04/07/2015
AMIGOS LEAN ESTA PEQUEÑA REFLEXIÓN SOBRE EL DESPERDICIO DE COMIDA EN LOS HOGARES.
Ayer me preparé unos sencillos y ricos macarrones con chorizo y tomate. Para darle un toque más sabroso, quise gratinarlos con un poco de queso rallado por encima. Fui a la nevera, y allí tenía uno de los típicos sobres con queso rallado. Lo abrí y como tantas otras veces tenía moho. Resultado, a la basura. Por fortuna tenía otro paquete similar sin abrir y me pude comer los macarrones como quería, pero me hizo pensar en un tema recurrente. El desperdicio de alimentos.
Es cierto que hoy en día tiramos muchos alimentos y también lo es que hay millones de personas que no comen adecuadamente. Uno podría pensar que bastaría con que nosotros comiéramos un poco menos, para que el sobrante fuera a los que no tienen. Por desgracia, la realidad es más complicada.
Muchos de los alimentos que tiramos a diario en nuestras cocinas jamás se podrían enviar a los países donde hay desnutrición. Muchas de las cosas que se nos ponen malas son productos perecederos. De hecho, si habéis participado alguna vez en una campaña de recogida de alimentos sabréis que siempre nos solicitan productos no perecederos, precisamente porque son los que pueden llegar a su destino en condiciones de ser consumidos.

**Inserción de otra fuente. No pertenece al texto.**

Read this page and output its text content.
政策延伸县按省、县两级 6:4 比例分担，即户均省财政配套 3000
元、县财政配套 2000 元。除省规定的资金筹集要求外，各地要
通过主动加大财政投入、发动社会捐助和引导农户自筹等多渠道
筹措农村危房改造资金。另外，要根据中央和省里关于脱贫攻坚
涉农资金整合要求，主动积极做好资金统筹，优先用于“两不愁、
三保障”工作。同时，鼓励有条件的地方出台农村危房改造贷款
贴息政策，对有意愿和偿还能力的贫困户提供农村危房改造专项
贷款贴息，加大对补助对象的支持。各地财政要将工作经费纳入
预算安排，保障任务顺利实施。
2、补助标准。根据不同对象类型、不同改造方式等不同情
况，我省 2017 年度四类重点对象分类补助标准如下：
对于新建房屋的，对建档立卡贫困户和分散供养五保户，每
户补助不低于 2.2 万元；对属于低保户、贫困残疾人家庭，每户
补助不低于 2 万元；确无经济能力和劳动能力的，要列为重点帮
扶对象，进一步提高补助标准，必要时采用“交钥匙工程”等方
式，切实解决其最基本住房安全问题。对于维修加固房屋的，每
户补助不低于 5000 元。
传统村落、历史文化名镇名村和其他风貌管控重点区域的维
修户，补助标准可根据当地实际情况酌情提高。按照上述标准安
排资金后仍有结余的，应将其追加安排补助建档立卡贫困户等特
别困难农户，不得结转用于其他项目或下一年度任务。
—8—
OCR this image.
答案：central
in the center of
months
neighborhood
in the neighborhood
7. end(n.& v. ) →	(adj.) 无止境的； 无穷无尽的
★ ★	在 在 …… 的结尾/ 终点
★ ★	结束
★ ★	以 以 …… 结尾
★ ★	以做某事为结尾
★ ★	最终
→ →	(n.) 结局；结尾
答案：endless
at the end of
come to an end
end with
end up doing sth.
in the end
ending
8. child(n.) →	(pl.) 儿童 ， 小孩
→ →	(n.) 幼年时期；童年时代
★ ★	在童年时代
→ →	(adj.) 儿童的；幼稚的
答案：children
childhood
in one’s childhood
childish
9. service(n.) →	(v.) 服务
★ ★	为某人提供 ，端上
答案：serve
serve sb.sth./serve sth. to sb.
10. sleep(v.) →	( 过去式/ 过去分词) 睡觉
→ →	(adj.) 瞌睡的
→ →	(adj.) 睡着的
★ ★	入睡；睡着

La cuestión es ¿qué podemos hacer en nuestro día a día para evitar el desperdicio? La verdad es que lo tenemos complicado. Como cocineros individuales siempre seremos mucho menos eficientes en el reciclaje de productos que un restaurante o una cadena de alimentación. En su caso es más fácil que ajusten sus pedidos y aunque tiren comida, pueden controlar más los imprevistos. En una familia esto es más complicado. Tenemos más imprevistos, nuestros hijos no quieren comer algo, nosotros no tenemos ganas de cocinar, o simplemente nos planificamos mal. Al final, el conjunto de todos esos pequeños errores agregados hacen que el despilfarro de comida sea mucho mayor en el ámbito doméstico.